Answer each question True or False.  If you are tempted to think long and hard about a question, or if you feel that there are too many nuances and exceptions, resist.  The most accurate results come from making a snap judgment about whether a question is true or false about you.

  1. If I have a minor disagreement with a close friend or spouse—closer to “No, it’s your turn to do the dishes” than “You cheated on me!”—it typically leaves me out of sorts for hours or longer.
  2. If another driver uses the shoulder to zoom up to the front of a long line of traffic waiting to merge, I am likely to shake it off easily rather than fume about it for a long time.
  3. When I have experienced profound grief, such as the death of someone close to me, it has interfered with my ability to function for many months.
  4. If I make a mistake at work and get reprimanded for it, I can shrug it off and take it as a learning experience.
  5. If I try a new restaurant and find that the food is awful and the service snooty, it ruins my whole evening.
  6. If I’m stuck in traffic because of an accident up ahead, when I pass the bottleneck I typically floor it to vent my frustration but still see the inside.
  7. If my home water heater breaks, it does not affect my mood very much because I know I can just call a plumber and get it fixed.
  8. If I meet a wonderful man/woman and ask if he/she would like to get together again, being told no typically puts me in a bad mood for hours or even days.
  9. If I am being considered for an important professional award or promotion and it goes to someone I consider less qualified, I can usually move on quickly.
  10. At a party, if I’m having a conversation with an interesting stranger and get completely – when he/she asks me about myself, I tend to replay the conversation—this time including what I should have said—for hours or even days afterward.

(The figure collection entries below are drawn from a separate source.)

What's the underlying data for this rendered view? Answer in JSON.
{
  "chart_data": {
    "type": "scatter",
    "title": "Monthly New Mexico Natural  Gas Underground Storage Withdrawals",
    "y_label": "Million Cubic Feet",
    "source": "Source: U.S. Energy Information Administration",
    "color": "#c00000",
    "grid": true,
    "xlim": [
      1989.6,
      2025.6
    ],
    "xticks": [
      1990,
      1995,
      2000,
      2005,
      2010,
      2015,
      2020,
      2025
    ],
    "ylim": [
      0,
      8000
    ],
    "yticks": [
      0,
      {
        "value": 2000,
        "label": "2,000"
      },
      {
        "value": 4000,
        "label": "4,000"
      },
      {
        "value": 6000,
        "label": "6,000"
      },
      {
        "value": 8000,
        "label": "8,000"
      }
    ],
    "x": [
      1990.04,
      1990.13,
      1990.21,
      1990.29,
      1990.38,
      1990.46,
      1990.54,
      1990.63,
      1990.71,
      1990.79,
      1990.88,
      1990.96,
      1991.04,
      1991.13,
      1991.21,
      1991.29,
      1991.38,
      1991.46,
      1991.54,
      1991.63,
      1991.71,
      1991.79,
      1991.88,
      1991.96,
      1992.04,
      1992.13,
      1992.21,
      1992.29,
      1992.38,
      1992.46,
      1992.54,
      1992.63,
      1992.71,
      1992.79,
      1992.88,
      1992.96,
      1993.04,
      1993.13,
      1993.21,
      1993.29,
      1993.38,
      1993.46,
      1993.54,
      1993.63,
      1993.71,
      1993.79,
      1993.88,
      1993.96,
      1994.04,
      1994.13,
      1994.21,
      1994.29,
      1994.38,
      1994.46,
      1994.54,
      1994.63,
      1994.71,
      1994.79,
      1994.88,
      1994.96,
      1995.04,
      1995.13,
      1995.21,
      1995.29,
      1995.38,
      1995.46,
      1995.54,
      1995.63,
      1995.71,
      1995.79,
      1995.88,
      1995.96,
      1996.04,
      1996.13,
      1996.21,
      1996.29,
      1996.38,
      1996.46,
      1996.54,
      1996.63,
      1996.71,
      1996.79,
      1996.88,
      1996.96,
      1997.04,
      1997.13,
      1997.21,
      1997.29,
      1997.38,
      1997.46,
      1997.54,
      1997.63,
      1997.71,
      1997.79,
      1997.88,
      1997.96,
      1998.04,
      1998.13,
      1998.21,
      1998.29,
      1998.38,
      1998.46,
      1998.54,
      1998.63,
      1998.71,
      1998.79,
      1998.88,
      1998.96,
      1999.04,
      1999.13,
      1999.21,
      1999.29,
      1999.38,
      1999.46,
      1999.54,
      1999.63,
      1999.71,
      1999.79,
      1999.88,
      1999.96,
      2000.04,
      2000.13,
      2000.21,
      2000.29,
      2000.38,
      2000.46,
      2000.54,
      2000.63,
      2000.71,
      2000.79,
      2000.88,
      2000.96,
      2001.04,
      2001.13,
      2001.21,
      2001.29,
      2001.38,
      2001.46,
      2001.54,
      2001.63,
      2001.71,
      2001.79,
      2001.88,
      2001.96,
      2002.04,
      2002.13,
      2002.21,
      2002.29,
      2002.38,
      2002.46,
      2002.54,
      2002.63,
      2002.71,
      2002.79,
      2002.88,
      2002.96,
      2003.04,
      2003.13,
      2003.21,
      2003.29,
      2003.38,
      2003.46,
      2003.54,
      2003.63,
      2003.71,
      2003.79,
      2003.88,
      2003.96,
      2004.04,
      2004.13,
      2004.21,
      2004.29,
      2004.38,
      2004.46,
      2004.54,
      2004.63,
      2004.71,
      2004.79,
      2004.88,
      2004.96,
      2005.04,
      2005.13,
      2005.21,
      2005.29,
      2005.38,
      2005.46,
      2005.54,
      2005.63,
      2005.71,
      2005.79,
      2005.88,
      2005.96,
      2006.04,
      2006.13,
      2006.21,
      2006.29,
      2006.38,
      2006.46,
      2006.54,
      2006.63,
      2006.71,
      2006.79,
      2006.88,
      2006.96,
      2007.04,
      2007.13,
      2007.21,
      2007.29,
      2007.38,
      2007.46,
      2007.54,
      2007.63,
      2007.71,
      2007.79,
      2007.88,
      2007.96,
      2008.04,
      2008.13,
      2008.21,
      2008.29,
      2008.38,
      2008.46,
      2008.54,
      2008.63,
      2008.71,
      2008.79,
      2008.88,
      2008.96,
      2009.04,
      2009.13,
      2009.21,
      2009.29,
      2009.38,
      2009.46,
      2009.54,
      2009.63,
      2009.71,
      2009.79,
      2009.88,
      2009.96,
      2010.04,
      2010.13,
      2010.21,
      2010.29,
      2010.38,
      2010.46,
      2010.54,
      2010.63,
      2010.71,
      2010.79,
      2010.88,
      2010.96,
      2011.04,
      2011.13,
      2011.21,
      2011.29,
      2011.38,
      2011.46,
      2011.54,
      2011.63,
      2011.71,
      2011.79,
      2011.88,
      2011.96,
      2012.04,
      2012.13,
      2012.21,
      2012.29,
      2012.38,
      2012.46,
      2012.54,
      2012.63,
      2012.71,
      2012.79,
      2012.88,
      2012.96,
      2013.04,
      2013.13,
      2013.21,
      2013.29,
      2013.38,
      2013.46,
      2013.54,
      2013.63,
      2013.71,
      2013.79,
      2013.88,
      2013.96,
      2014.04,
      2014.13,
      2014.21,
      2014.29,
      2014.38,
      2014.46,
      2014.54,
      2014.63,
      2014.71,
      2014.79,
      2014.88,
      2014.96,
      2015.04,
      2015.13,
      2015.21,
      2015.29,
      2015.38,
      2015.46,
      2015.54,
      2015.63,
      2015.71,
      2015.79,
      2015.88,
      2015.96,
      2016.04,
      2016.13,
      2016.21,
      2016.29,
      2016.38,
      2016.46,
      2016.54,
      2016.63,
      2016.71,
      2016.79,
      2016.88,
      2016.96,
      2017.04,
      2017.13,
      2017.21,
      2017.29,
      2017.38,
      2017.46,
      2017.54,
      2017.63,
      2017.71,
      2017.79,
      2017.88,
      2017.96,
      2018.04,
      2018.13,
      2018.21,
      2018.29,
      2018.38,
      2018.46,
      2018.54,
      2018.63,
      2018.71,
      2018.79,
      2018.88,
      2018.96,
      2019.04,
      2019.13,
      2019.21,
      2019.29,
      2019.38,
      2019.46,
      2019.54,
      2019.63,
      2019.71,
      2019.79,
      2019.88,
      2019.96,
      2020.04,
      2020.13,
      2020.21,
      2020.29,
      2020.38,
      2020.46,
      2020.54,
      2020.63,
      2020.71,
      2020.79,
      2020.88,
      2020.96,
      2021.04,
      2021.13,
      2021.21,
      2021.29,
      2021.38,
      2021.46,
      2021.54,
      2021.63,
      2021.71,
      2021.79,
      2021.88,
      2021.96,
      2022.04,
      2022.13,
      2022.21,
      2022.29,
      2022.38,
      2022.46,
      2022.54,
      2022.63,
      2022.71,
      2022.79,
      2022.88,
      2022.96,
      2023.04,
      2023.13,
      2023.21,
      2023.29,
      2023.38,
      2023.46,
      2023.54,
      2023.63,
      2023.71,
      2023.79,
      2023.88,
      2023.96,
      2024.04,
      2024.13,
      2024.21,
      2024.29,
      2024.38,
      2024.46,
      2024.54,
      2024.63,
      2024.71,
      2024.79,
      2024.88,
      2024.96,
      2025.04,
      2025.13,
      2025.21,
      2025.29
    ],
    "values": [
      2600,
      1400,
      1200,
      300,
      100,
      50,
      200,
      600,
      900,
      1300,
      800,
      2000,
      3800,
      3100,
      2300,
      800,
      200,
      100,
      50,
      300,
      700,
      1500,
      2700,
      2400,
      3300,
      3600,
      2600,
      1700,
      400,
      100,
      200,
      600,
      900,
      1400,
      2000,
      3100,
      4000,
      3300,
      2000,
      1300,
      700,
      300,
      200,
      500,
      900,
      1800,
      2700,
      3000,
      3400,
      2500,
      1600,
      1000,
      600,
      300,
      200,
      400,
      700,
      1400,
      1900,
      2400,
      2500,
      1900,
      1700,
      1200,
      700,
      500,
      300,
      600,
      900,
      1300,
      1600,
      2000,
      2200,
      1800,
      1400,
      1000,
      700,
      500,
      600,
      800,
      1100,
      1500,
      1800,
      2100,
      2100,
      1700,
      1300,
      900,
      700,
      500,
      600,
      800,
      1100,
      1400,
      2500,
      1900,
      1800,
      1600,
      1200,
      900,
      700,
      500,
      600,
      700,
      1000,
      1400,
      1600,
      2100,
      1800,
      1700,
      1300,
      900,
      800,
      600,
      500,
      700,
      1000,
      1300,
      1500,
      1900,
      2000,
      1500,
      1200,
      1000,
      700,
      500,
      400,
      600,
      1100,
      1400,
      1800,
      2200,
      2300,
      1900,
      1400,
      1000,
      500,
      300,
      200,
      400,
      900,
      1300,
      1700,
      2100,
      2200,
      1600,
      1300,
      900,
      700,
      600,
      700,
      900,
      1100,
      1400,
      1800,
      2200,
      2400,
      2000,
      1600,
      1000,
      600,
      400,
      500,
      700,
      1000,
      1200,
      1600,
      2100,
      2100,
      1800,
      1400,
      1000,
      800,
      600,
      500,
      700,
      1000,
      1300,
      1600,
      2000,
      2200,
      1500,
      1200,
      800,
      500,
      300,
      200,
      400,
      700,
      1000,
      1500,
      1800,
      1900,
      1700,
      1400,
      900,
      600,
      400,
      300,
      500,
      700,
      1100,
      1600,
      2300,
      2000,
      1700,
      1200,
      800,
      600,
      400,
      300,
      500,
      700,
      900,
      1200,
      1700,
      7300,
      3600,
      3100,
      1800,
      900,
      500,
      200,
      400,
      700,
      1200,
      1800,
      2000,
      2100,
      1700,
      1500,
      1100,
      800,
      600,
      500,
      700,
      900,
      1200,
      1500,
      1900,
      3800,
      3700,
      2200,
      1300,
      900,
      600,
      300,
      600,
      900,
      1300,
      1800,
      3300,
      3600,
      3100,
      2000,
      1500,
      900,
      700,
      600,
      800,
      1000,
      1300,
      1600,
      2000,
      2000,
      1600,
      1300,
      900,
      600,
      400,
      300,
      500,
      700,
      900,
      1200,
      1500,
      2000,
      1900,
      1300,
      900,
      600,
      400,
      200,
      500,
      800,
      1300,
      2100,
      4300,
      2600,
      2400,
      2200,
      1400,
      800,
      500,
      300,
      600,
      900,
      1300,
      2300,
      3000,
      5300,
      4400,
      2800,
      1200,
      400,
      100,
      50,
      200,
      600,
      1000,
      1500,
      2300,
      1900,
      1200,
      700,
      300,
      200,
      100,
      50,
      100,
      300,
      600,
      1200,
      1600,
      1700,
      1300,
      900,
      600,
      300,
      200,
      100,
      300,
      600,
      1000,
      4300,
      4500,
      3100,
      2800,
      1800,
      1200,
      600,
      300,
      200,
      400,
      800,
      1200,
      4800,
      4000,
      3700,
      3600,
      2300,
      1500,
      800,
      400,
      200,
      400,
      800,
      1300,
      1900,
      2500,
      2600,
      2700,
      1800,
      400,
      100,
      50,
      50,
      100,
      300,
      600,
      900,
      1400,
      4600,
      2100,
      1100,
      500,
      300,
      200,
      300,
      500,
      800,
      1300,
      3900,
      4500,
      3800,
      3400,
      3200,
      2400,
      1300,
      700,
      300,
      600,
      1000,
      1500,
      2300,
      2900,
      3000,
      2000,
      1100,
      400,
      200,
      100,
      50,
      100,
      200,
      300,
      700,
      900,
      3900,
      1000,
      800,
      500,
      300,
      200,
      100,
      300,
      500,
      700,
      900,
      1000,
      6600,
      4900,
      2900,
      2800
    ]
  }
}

Give yourself one point for each True answer to questions 1,3,5,6,8, and 10.  Give yourself zero points for each False answer.  Give yourself one point for each False answer to questions 2,4,7, and 9; score zero points for each True answer.  Anything above seven suggests you are Slow to Recover.  If you scored below three, you are Fast to Recover and thus quite Resilient.

This quiz is from a book by neuroscientist Richard Davidson that shows how differences in the way our brains are wired affect our resiliency.  Do not despair, though, if your score shows you are not that resilient.  According to Davidson, you can change your brain’s wiring to become more resilient if you change what you are saying to yourself or if you engage in the practice of meditation. 

Davidson, Richard J. and Begley, Sharon (2012)  The Emotional Life of Your Brain. New York: Hudson Street Press.